We have chosen our way of independent development and we’ll go on
adhering to it, especially taking into consideration that the threat
to our citizens’ life is deepening. Nowadays Azerbaijan does not speak
about peace; it speaks only about a war. The country’s leadership
has actually deprived itself of possibility of searching for peaceful
decisions. So I think the search for the issue’s political settlement
is very complicated both for the conflict parties and the mediators.
– In the report made at the forum you criticize the mediators’
approaches. Do you consider their approaches to the Karabakh issue
settlement to be blind-alley?
-It is criticism of the approaches being voiced not only by the OSCE
Minsk group, but various international NGOs as well. Such approaches
deprive the Armenians of the former Azeri SSR of the possibility to
search for justice anywhere. About 500 000 people are just excluded
from the negotiation process. And yet, the people’s fate, their
perished relatives, lost property is not discussed at all. The issue
is simply not in the negotiations’ agenda. Hundreds of thousands of
Azeris that have left their homes due to initiation of hostilities
against Nagorno Karabakh by Azerbaijan are present instead. We have
repeatedly stated that we consider the Azeris (about 25-30 thousand
of them), which used to live on the territory, within the frames
of which the NKR has been formed, to be our potential citizens. If
they recognize their citizenship and wish to return to Karabakh, they
may construct their lives equally to all the NKR citizens. However,
it cannot concern those hundreds of thousand of people who left with
the retreating Azeri troops from the territories, which are under
our jurisdiction today. Their considerable part participated in the
military operations against the NKR. Then the territorial fighting
units were formed in the territories adjoining our borders.

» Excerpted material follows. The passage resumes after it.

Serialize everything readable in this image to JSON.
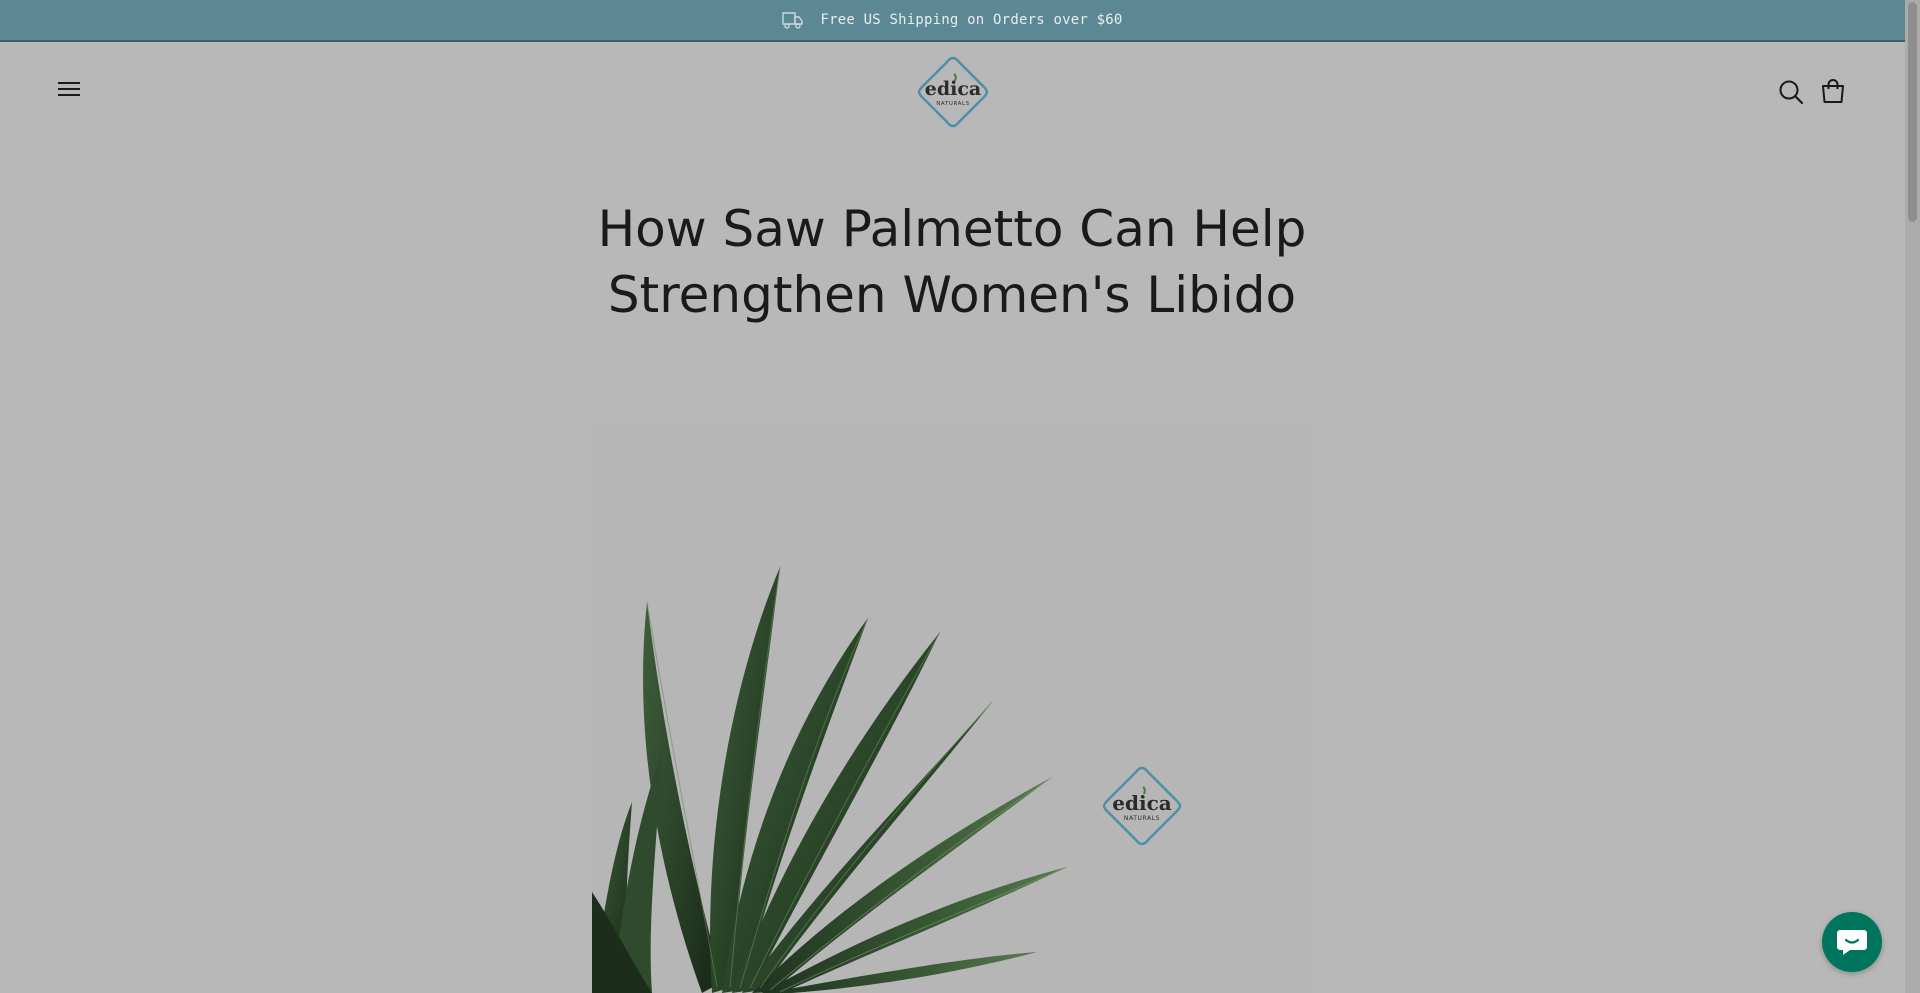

It is impossible to speak about the Azeris that have become internally
displaced persons without resolving the Armenian refugees’ problems. I
believe there is some discrimination, asymmetry in the approach.
– In your report you also state the necessity of compensation
of material and moral losses caused to the Armenian refugees and
consider granting the territories presently controlled by the NKR in
their property as a compensation resource. Which mechanisms can be
applied here?
– There are accepted economical mechanisms. I believe in case
Azerbaijan refuses to make compensation to the Armenian refugees –
former citizens of the Azeri SSR – our state may have the right to
grant land to them at the expense of the territories we control at
present. It is a just approach. We will have to precisely formalize
our sovereignty over the territories, for presently only the Nagorno
Karabakh Republic can guarantee safe residence there.
I think the legal issue should be widely discussed. And yet it is
not just the issue of compensation. The territories controlled by
the NKR are a security zone. The world practice has witnessed a lot
of cases of the kind. For instance, in avoidance of Germany’s world
aggression in the future a number of territories were separated from it
after the World War II. The conception may be applied to Azerbaijan,
especially in the context of bloating military budget being declared
and continuous militarist statements. Military rhetoric presumes an
adequate reply.
In my opinion, Azerbaijan’s consent to get a dialogue under way with
Karabakh will be a real step in the direction of settlement. Until
Azerbaijan has granted its consent, its actions are just imitation, and
we should be aware of the fact. We cannot always wait for Azerbaijan
to decide that it is time to talk with Karabakh. Hundreds of thousands
of our compatriots living in the CIS territory are deprived of any
legal status today. By the way, neither Armenia nor Karabakh has made
a point of them. I consider we should devote attention to them and
carry on consecutive work to achieve the aim.